As the bill moves forward, we look forward to working with all 
interested stakeholders on these issues to ensure that the 
provisions of the legislation support regulatory certainty, do 
not unduly impact NPDES-permitted entities or State 
implementing agencies, and do not interfere with the proper 
implementation of State water quality standards.

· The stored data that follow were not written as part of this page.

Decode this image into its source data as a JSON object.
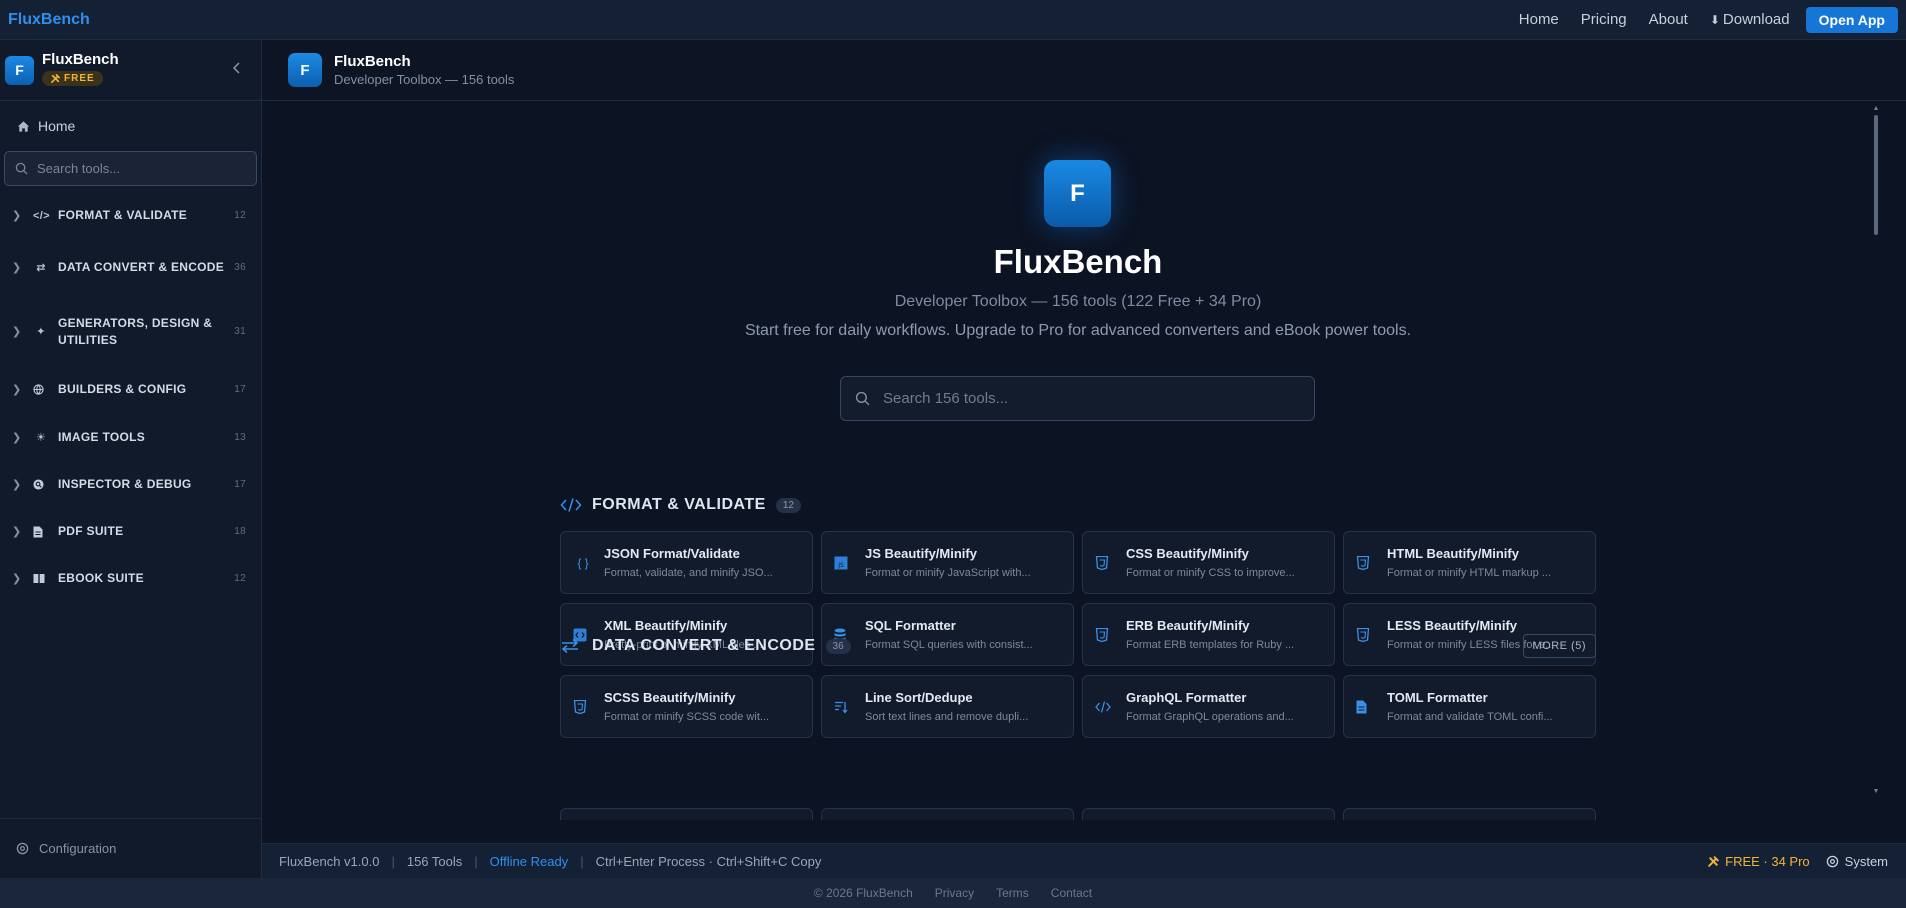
{
  "topnav": {
    "brand": "FluxBench",
    "links": [
      "Home",
      "Pricing",
      "About"
    ],
    "download": "Download",
    "open_app": "Open App"
  },
  "sidebar": {
    "brand": "FluxBench",
    "badge": "FREE",
    "home": "Home",
    "search_placeholder": "Search tools...",
    "categories": [
      {
        "label": "FORMAT & VALIDATE",
        "count": "12",
        "icon": "code-icon"
      },
      {
        "label": "DATA CONVERT & ENCODE",
        "count": "36",
        "icon": "swap-icon"
      },
      {
        "label": "GENERATORS, DESIGN & UTILITIES",
        "count": "31",
        "icon": "sparkle-icon"
      },
      {
        "label": "BUILDERS & CONFIG",
        "count": "17",
        "icon": "globe-icon"
      },
      {
        "label": "IMAGE TOOLS",
        "count": "13",
        "icon": "sun-icon"
      },
      {
        "label": "INSPECTOR & DEBUG",
        "count": "17",
        "icon": "inspect-icon"
      },
      {
        "label": "PDF SUITE",
        "count": "18",
        "icon": "file-icon"
      },
      {
        "label": "EBOOK SUITE",
        "count": "12",
        "icon": "book-icon"
      }
    ],
    "config": "Configuration"
  },
  "page_header": {
    "title": "FluxBench",
    "subtitle": "Developer Toolbox — 156 tools"
  },
  "hero": {
    "logo_letter": "F",
    "title": "FluxBench",
    "subtitle": "Developer Toolbox — 156 tools (122 Free + 34 Pro)",
    "description": "Start free for daily workflows. Upgrade to Pro for advanced converters and eBook power tools.",
    "search_placeholder": "Search 156 tools..."
  },
  "sections": [
    {
      "title": "FORMAT & VALIDATE",
      "count": "12"
    },
    {
      "title": "DATA CONVERT & ENCODE",
      "count": "36",
      "more": "MORE (5)"
    }
  ],
  "tools": [
    {
      "name": "JSON Format/Validate",
      "desc": "Format, validate, and minify JSO...",
      "icon": "braces-icon"
    },
    {
      "name": "JS Beautify/Minify",
      "desc": "Format or minify JavaScript with...",
      "icon": "js-icon"
    },
    {
      "name": "CSS Beautify/Minify",
      "desc": "Format or minify CSS to improve...",
      "icon": "css-icon"
    },
    {
      "name": "HTML Beautify/Minify",
      "desc": "Format or minify HTML markup ...",
      "icon": "html-icon"
    },
    {
      "name": "XML Beautify/Minify",
      "desc": "Pretty-print or minify XML files ...",
      "icon": "xml-icon"
    },
    {
      "name": "SQL Formatter",
      "desc": "Format SQL queries with consist...",
      "icon": "database-icon"
    },
    {
      "name": "ERB Beautify/Minify",
      "desc": "Format ERB templates for Ruby ...",
      "icon": "erb-icon"
    },
    {
      "name": "LESS Beautify/Minify",
      "desc": "Format or minify LESS files for e...",
      "icon": "less-icon"
    },
    {
      "name": "SCSS Beautify/Minify",
      "desc": "Format or minify SCSS code wit...",
      "icon": "scss-icon"
    },
    {
      "name": "Line Sort/Dedupe",
      "desc": "Sort text lines and remove dupli...",
      "icon": "sort-icon"
    },
    {
      "name": "GraphQL Formatter",
      "desc": "Format GraphQL operations and...",
      "icon": "code-icon"
    },
    {
      "name": "TOML Formatter",
      "desc": "Format and validate TOML confi...",
      "icon": "file-icon"
    }
  ],
  "status": {
    "version": "FluxBench v1.0.0",
    "tools": "156 Tools",
    "offline": "Offline Ready",
    "shortcuts": "Ctrl+Enter Process · Ctrl+Shift+C Copy",
    "plan": "FREE · 34 Pro",
    "theme": "System"
  },
  "footer": {
    "copyright": "© 2026 FluxBench",
    "links": [
      "Privacy",
      "Terms",
      "Contact"
    ]
  },
  "colors": {
    "accent": "#2f8ff0",
    "background": "#0c1322",
    "free_badge": "#f0b43a"
  }
}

    Lastly, we want to express our disappointment about the 
future direction in which H.R. 1497 appears to be headed after 
it was reported out of the Committee. We note, for example, how 
the Committee's Majority ignored, in the Majority's partisan 
infrastructure bill, H.R. 2, the carefully crafted bipartisan 
agreement on H.R. 1497, as amended, that they reached with 
Committee Republicans. Instead of abiding by our bipartisan 
agreement, they chose to go in a different direction by cherry-
picking and inflating to unrealistic levels many of the water 
funding provisions from H.R. 1497, and ignoring provisions of 
importance to Committee Republicans.
    We agree there is a need to improve America's 
infrastructure. However, if the Majority was serious about 
achieving this goal, they would have remained supportive of the 
bipartisan agreement reached on H.R. 1497. Every Democrat and 
every Republican knows that a bipartisan agreement is the only 
way we are going to improve water infrastructure. That is why 
the Majority should be standing by the bipartisan agreement 
reached on H.R. 1497 and working with all interested 
stakeholders on the issues with the bill that remain 
outstanding.

                                   Sam Graves,
                                           Ranking Member.
                                   Bruce Westerman,
                                           Ranking Member, Subcommittee 
                                               on Water Resources and 
                                               Environment.